# Quit holding out !!



## mrfishohio (Apr 5, 2004)

I *know* someone's been on the water. 
You _hear me ??_ Either post something or call me on the phone !


----------



## bigjohn513 (Apr 6, 2004)

your joneing man let it go..lol
jim, im ready anytime you are


----------



## H2O Mellon (Apr 5, 2004)

Id actually just to hear of a good report, I know it wouldnt have any mention of me, since Cats swim away when im near, but it would be ncie to hear of others catching fish!


----------



## sliprig (Apr 6, 2004)

But I've been working. But your right, someone has been out. Let's heard it.

Sliprig


----------



## DavidWS10 (Apr 5, 2004)

Ain't me. I'm jonesing to go out almost as bad as Jim is.


----------



## Doctor (Apr 5, 2004)

I'm on call for the shop this weekend, but next weekend we are in a Tournament in Henderson,Ky

Hope the weather holds up and stays nice, the river should be prime.......Doc


----------



## mrfishohio (Apr 5, 2004)

Fishsticks !!!!


----------



## mrfishohio (Apr 5, 2004)

Yeah, I posted the big 62# in the member's gallery


----------



## H2O Mellon (Apr 5, 2004)

Boy thats a big Tuna.


----------



## flathunter (Apr 5, 2004)

gee what a fish, remember it well Jim...Hope the netters did not get it


----------



## Tee (Apr 5, 2004)

I wasn't ON the water but I'll give you a report. I went out and bought a 12ft pole, big reel and threw for stripes. Did that for 2 1/2 hours and not a single hit. I got SORE arms but not from fighting fish, It was from winging that 2oz spoon and 12ft surf rod. Man my arms and shoulders are sore. 

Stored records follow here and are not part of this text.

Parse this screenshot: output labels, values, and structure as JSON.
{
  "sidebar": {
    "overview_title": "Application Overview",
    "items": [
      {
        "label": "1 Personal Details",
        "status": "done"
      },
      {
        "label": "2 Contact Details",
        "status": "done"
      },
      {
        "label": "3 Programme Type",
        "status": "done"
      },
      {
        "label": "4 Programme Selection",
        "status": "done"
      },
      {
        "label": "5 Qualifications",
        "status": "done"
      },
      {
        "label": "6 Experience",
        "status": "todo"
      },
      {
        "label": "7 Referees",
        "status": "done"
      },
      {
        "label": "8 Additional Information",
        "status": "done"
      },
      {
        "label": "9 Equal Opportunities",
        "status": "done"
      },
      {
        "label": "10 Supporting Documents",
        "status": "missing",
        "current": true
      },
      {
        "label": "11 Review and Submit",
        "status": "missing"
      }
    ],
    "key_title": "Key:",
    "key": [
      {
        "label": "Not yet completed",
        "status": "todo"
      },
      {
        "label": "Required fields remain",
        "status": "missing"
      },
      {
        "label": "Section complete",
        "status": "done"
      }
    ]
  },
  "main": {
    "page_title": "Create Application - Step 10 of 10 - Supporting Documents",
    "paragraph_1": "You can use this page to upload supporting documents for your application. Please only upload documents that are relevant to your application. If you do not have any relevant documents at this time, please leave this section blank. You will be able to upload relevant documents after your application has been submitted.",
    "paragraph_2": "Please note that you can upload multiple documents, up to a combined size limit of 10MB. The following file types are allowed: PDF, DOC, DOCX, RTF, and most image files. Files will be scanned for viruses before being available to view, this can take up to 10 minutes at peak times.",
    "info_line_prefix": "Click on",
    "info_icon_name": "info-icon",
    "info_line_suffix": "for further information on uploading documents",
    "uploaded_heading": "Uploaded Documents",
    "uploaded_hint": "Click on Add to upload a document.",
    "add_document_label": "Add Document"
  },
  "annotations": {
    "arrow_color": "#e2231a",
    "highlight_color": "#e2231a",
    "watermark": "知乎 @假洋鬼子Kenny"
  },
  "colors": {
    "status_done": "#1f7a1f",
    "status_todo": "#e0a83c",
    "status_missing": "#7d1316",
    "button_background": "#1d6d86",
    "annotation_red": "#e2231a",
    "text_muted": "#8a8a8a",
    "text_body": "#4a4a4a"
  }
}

I think the river was a little too high and just a little too cold?? I'll give it a shot agian soon.


----------



## truck (Apr 12, 2004)

This just a few a the fish we caught this weekend!


----------



## truck (Apr 12, 2004)

sorry trying to figure this all out!


----------



## catking (Apr 5, 2004)

Hey Neighbor !!! Them are some nice fish. Nice assortment, best part about that type of fishing.Good for you all !! CATKING


----------



## mrfishohio (Apr 5, 2004)

I knew you'd like it here Daryl. Nice fish.....Jim


----------



## truck (Apr 12, 2004)

Glad I made it too!That was the daughters first hybrid & cat,fished 5 hrs got 18 fish sat.Fished 3 hrs yesterday with son inlaw & caught 11 fish,it was his first hybrid also{6 1/2 lbs] all in all a pretty good weekend.Now if the fish where bigger  it would have been great!Good to see ya here CK.Daryl


----------



## catking (Apr 5, 2004)

Forgot to throw out the big Welcome Mat !!! I'm glad you found the site. Hey, bigjohn513 is workin on another Eagle creek outing for thois season. Be nice to see you join in again. Later.CATKING.


----------



## fishsticks (Apr 12, 2004)

nothing to brag about no cats. i did manage to catch some shad and a 5 pound striperin my net. then i caught an 8pound striper and lost another who i couldnt stop then it took me into a snag. them cats woulnt bite for nothing. they seem to be starting to get more scattered than stacked.


----------



## truck (Apr 12, 2004)

I most likely will make the next EC outing,might not hang out during the day if it is hot though.Daryl


----------



## Fishman (Apr 5, 2004)

Those are some nice picks truck. Sure looks like you guys got'em into. Thanks for post'em.


----------



## metalman (Apr 15, 2004)

Jim, Went out of Tanners on 4/10 . Caught 3 fish: a 3lb flat, a 6lb blue and then....a nice 18lb flat. The hardest part was getting the bait!...W


----------



## mrfishohio (Apr 5, 2004)

I got 2 phone calls........Thanks fellows.......a 30# blue was one(Fri) and a 28# bluecat (Sun) so the fish are biting, as soon as the water's down a little, I'm going to give ya'll a run for the money !! Oh, yeah, don't ask, you already know......secret spots *LOL*

Good deal on th e18# flat, good to see they are biting !


----------



## truck (Apr 12, 2004)

So who was the lucky dogs anyway?What body of water were they caught?Daryl


----------



## mrfishohio (Apr 5, 2004)

Ohio river...woof, woof.........I don't think they want to be identified or they would've posted.  It sure wasn't me or you'd have pictures !! 
I'll show you what a good sport I am, I'll give you the location. It was beween Markland and Meldahl dams !!


----------



## truck (Apr 12, 2004)

Well heck I know right where that is  I am glad someone is finding the bigger ones.All we need is the river to straighten out!daryl


----------